The COVID-19 pandemic initially bought residential real estate transactions in the U.S. screeching to a halt, with existing-home sales falling to a seasonally adjusted annual rate of just 4.01 million in May 2020. But the market quickly recovered as people took to using virtual tours and digital tools to enable home viewings and transactions, and sales hit a peak of 6.73 million by October, the NAR said.
The report added that U.S. home purchases by international buyers began falling in 2018. That was due to a decline in activity from Chinese buyers, whose home purchases fell 56% in the period from April 2018 to March 2019. Home purchases by British fell 48% that same year, the NAR noted. It caused the total dollar volume of foreign home purchases to fall by 36% in mid-2019 to $77.9 billion.
International residential home purchases have fallen ever since. Interestingly though, the NAR’s report indicates the decline is not just due to the difficulty foreigners have visiting the U.S. due to COVID-19 restrictions. Foreign buyers who already resided in the U.S. as recent immigrants and those with visas that allow them to live in the country bought $32.4 billion worth of existing homes, down 21% from a year ago. That represented around 60% of the total dollar volume of all homes bought by non-U.S. citizens.

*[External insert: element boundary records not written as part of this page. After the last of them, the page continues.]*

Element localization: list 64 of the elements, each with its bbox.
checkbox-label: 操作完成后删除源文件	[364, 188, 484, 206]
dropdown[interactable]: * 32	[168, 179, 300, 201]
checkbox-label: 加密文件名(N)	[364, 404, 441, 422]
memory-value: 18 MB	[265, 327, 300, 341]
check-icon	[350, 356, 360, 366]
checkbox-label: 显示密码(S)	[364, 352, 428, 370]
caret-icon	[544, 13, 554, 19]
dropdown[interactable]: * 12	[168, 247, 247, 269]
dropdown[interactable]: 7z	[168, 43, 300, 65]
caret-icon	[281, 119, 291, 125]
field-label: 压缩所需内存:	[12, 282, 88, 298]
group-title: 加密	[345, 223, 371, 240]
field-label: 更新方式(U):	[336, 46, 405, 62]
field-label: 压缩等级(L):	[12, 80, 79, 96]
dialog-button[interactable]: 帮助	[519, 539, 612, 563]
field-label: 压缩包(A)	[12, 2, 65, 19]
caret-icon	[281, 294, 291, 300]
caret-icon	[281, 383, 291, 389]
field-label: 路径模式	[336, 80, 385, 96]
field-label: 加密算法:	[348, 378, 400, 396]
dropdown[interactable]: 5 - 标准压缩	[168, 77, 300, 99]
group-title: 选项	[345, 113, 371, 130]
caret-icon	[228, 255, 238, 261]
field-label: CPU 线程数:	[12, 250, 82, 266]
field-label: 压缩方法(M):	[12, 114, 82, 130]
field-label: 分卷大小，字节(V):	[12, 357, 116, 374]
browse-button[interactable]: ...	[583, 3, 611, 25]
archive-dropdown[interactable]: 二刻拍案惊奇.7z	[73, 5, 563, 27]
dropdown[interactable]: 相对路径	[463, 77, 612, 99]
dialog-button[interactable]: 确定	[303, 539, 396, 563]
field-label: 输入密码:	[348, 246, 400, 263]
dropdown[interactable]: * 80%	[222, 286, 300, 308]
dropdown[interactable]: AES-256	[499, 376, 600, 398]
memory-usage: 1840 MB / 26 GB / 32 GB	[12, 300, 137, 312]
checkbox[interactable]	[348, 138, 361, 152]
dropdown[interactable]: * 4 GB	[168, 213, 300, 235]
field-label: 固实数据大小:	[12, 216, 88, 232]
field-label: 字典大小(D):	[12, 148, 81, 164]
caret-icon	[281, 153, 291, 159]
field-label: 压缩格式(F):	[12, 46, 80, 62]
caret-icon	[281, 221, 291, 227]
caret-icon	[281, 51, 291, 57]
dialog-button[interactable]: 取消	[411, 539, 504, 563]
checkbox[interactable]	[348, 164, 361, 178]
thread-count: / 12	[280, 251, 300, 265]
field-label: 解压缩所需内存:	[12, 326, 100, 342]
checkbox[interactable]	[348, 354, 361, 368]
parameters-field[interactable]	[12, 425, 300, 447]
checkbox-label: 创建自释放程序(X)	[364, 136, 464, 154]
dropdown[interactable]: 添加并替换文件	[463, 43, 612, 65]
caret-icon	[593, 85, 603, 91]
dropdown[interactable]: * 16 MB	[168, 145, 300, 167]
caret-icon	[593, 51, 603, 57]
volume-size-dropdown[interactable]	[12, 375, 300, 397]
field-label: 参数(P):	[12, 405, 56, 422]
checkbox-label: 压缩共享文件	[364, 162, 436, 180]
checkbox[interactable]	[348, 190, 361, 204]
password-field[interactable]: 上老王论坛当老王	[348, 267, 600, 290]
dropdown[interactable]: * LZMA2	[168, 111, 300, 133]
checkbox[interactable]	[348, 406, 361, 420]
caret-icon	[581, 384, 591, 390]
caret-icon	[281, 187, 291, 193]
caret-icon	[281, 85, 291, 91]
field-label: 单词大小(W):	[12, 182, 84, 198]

Foreign buyers who lived abroad purchased $22 billion worth of existing homes in the U.S. in the last year, down 33% from the year before. That accounted for the other 40% of dollar volume. In total, international buyers accounted for just 2.8% of all existing-home sales during the period.
The report showed foreign home buyers are at least paying a slight premium compared to Americans. The median existing-home sales price among foreign buyers was $351,800, which is 15% more than the median price paid by Americans.
The majority of foreign buyers seem attracted to the sea and sunshine, with Florida remaining the top destination for the 13th straight year. The Sunshine State accounted for 21% of all international home purchases, with California coming second with 16%, Texas in third with 9%, Arizona fourth with 5% and New Jersey and New York tied for fifth with 4%.
Looking at where foreign buyers come from, the number one source remains China. Chinese buyers contributed $4.5 billion to the total sales volume, ahead of Canadians who accounted for $4.2 billion. Indians ($3.1 billion), Mexicans ($2.9 billion) and Brits ($2.7 billion) rounded out the top five. The report notes that the U.K. was in fact the only country in the top five where buyers actually increased their dollar volume of home purchases, rising from $1.4 billion to $2.7 billion during the period.
The annual dollar volume for buyers from China, Canada and Mexico dropped by more than 50% in each case. Chinese buyers for example, had spent a whopping $11.5 billion on U.S. existing-homes during the period from April 2019 to March 2020.
The Chinese were still paying the highest prices though, with a median purchase price of $476,500, the report found.
Looking at the types of homes foreigners bought, the report noted that 65% were detached single-family homes or townhouses. Some 49% of homes bought by foreigners were in the suburbs, while 28% were in urban areas. Just 7% of foreign home buys were in resort areas, the report found.
The NAR warned that foreign home purchase numbers may well stay low in the next year if COVID-19 cases in the U.S. remain elevated.